Bab Dua Puluh

1.8K 177 11
                                    

Aku selalu nulis minimal 1000 kata per-babnya. Dan ... inilah hasilnya.

Happy reading guys.  💜

***

"Carl?"

Tubuh saya mendadak kaku, pupil mata saya melebar melihat sosok di depan saya. Telinga saya berdengung saat nama itu kembali terdengar.

Lelaki itu menunjukkan ekspresi terkejut yang sama dengan saya. Bahkan karena rasa terkejutnya itu ia bahkan mengeluarkan sebuah nama yang tidak seharusnya terucap lagi dari bibirnya.

"Carl?" wanita di samping lelaki itu mengulang nama itu dengan suara penuh tanya. Ditatapnya saya dan lelaki itu bergantian, meminta penjelasan. "Kalian saling kenal?"

Lelaki itu mengerjap, menatap Navy yang mengerutkan dahi.

"Carl? Siapa itu?"

"Tadi kamu nyebut nama Carl, kan?"

"Nggak kok." Lelaki itu terkekeh pelan. "Mungkin kamu salah dengar, Nav."

"Tapi—"

Saya berdeham, menginterupsi kalimat Navy. Tidak hanya mengalihkan perhatian Navy, dehaman saya juga ternyata membuat lelaki itu menatap saya.

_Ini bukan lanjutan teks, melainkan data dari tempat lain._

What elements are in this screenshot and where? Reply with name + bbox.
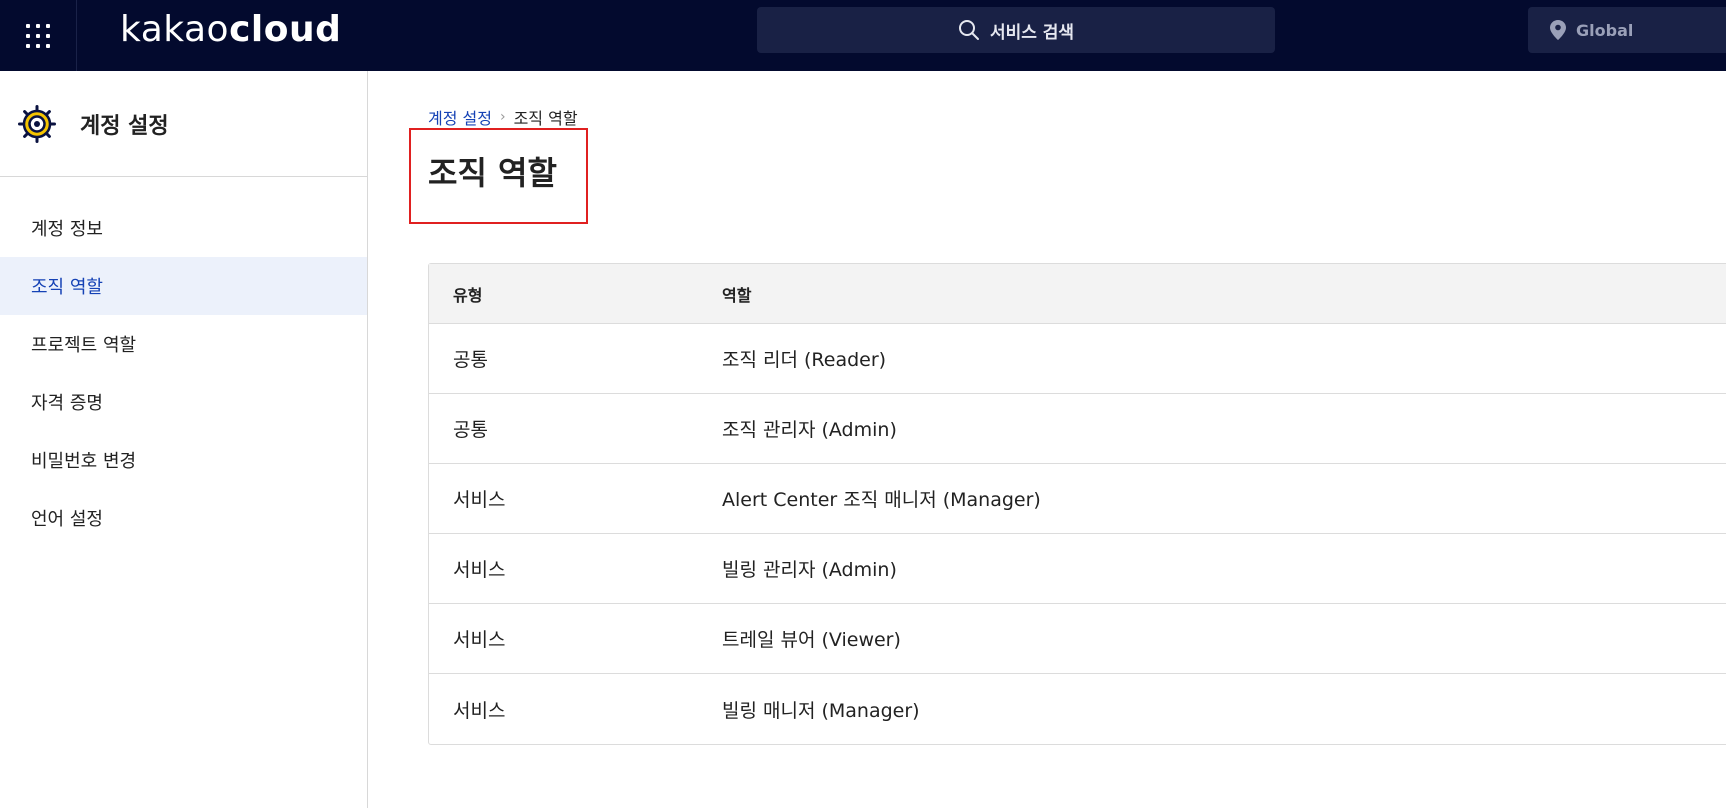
sidebar-item-label: 비밀번호 변경 bbox=[31, 451, 137, 472]
sidebar-nav: 계정 정보 조직 역할 프로젝트 역할 자격 증명 비밀번호 변경 언어 설정 bbox=[0, 199, 367, 547]
service-search-button[interactable]: 서비스 검색 bbox=[757, 7, 1275, 53]
region-label: Global bbox=[1576, 20, 1634, 40]
sidebar-header: 계정 설정 bbox=[0, 71, 367, 177]
column-header-role: 역할 bbox=[722, 285, 752, 305]
chevron-right-icon: › bbox=[499, 109, 506, 125]
table-row: 서비스 빌링 관리자 (Admin) bbox=[429, 534, 1726, 604]
cell-type: 서비스 bbox=[453, 559, 506, 581]
sidebar-item-label: 조직 역할 bbox=[31, 277, 103, 298]
region-selector[interactable]: Global bbox=[1528, 7, 1726, 53]
cell-type: 서비스 bbox=[453, 699, 506, 722]
sidebar-item-account-info[interactable]: 계정 정보 bbox=[0, 199, 367, 257]
table-row: 서비스 빌링 매니저 (Manager) bbox=[429, 674, 1726, 744]
search-label: 서비스 검색 bbox=[989, 22, 1075, 43]
logo-text-light: kakao bbox=[120, 9, 230, 50]
cell-type: 서비스 bbox=[453, 629, 506, 651]
cell-role: 빌링 매니저 (Manager) bbox=[722, 699, 920, 722]
breadcrumb-current: 조직 역할 bbox=[513, 109, 578, 128]
search-icon bbox=[958, 20, 979, 40]
logo-text-bold: cloud bbox=[229, 9, 342, 50]
cell-role: Alert Center 조직 매니저 (Manager) bbox=[722, 489, 1041, 511]
location-pin-icon bbox=[1550, 20, 1566, 40]
roles-table: 유형 역할 공통 조직 리더 (Reader) 공통 조직 관리자 (Admin… bbox=[428, 263, 1726, 745]
apps-menu-button[interactable] bbox=[0, 0, 77, 71]
table-row: 공통 조직 리더 (Reader) bbox=[429, 324, 1726, 394]
sidebar-item-credentials[interactable]: 자격 증명 bbox=[0, 373, 367, 431]
table-row: 서비스 트레일 뷰어 (Viewer) bbox=[429, 604, 1726, 674]
sidebar-item-label: 자격 증명 bbox=[31, 393, 103, 414]
cell-role: 빌링 관리자 (Admin) bbox=[722, 559, 897, 581]
cell-role: 조직 관리자 (Admin) bbox=[722, 419, 897, 441]
table-header: 유형 역할 bbox=[429, 264, 1726, 324]
top-navigation-bar: kakaocloud 서비스 검색 Global bbox=[0, 0, 1726, 71]
main-content: 계정 설정 › 조직 역할 조직 역할 유형 역할 공통 조직 리더 (Read… bbox=[369, 71, 1726, 808]
cell-type: 공통 bbox=[453, 349, 488, 371]
kakaocloud-logo[interactable]: kakaocloud bbox=[120, 10, 341, 50]
sidebar-item-project-roles[interactable]: 프로젝트 역할 bbox=[0, 315, 367, 373]
page-title: 조직 역할 bbox=[428, 154, 557, 192]
sidebar-item-label: 프로젝트 역할 bbox=[31, 335, 137, 356]
table-row: 서비스 Alert Center 조직 매니저 (Manager) bbox=[429, 464, 1726, 534]
apps-grid-icon bbox=[26, 23, 50, 48]
cell-role: 조직 리더 (Reader) bbox=[722, 349, 887, 371]
sidebar-item-change-password[interactable]: 비밀번호 변경 bbox=[0, 431, 367, 489]
sidebar: 계정 설정 계정 정보 조직 역할 프로젝트 역할 자격 증명 비밀번호 변경 … bbox=[0, 71, 368, 808]
sidebar-item-language-settings[interactable]: 언어 설정 bbox=[0, 489, 367, 547]
column-header-type: 유형 bbox=[453, 285, 483, 305]
table-row: 공통 조직 관리자 (Admin) bbox=[429, 394, 1726, 464]
gear-icon bbox=[18, 104, 56, 143]
sidebar-item-label: 계정 정보 bbox=[31, 219, 103, 240]
cell-type: 서비스 bbox=[453, 489, 506, 511]
cell-type: 공통 bbox=[453, 419, 488, 441]
sidebar-item-organization-roles[interactable]: 조직 역할 bbox=[0, 257, 367, 315]
sidebar-item-label: 언어 설정 bbox=[31, 509, 103, 530]
breadcrumb: 계정 설정 › 조직 역할 bbox=[428, 105, 578, 129]
cell-role: 트레일 뷰어 (Viewer) bbox=[722, 629, 901, 651]
breadcrumb-link-account-settings[interactable]: 계정 설정 bbox=[428, 105, 492, 129]
sidebar-title: 계정 설정 bbox=[80, 113, 169, 139]
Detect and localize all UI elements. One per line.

Meski ekspresi mukanya sudah kembali normal, namun saya tahu, lelaki itu merasakan sesuatu yang tidak jauh berbeda dengan apa yang saya rasakan.

"Ini siapa?"

"Ah, iya, kenalin ini Rizal, anaknya Tante Dea. Itu lho, temen deketnya Mama yang tadi dikenalin ke elo."

Saya mengangguk, membenarkan letak kacamata saya sebelum mengulurkan tangan pada lelaki itu.

"Satria."

Lelaki itu tampak ragu, namun saat matanya tak sengaja beradu dengan mata saya, ia membalas jabatan tangan saya.

"Rizal."

Jabatan tangan kami langsung terlepas. Rizal langsung menatap sekeliling, sedangkan saya menarik pinggang Navy agar mendekat pada saya. Navy tentu saja terkejut dengan gerakan saya yang tak terduga itu.

"Silakan menikmati hidangan yang tersedia, saya dan Navy akan berkeliling sebentar."

Tanpa memberi Rizal dan Navy untuk mengeluarkan sepatah kata, saya langsung membawa Navy menjauhi Rizal. Sebelum berbalik meninggalkan lelaki itu di tempatnya, saya sempat melihat mimik muka Rizal yang berubah.

Navy sempat berontak, terlebih saya tidak menarik tangannya dengan lembut, melainkan menyeretmya dengan paksa. Suasana gedung yang mulai sepi sedikit menguntungkan bagi kami, karena dengan begitu, kemungkinan akn menjadi tontonan para tamu undangan akan semakin kecil.

"Satria, lepasin!"

Navy terus meronta, tapi saya tidak peduli. Sebut saya kasar pada wanita satu ini karena dengan teganya menarik tangannya untuk mengikuti langkah saya menuju parkiran.

"Satria, gue bilang lepasin!"

Navy langsung menghentakkan tangan saya. Matanya melebar, menatap saya penuh amarah. Deru napasnya bahkan memburu, membuat bahunya naik-turun.

Meski lampu yang menerangi parkiran gedung tempat resepsi kami bersinar sedikit redup, saya tetap bisa melihat mata Navy yang berkaca-kaca. Bahkan sebelum sempat lelehan air mata itu menuruni pipinya, Navy langsung menghapusnya kasar. Membuat mukanya semakin tak terbentuk lagi.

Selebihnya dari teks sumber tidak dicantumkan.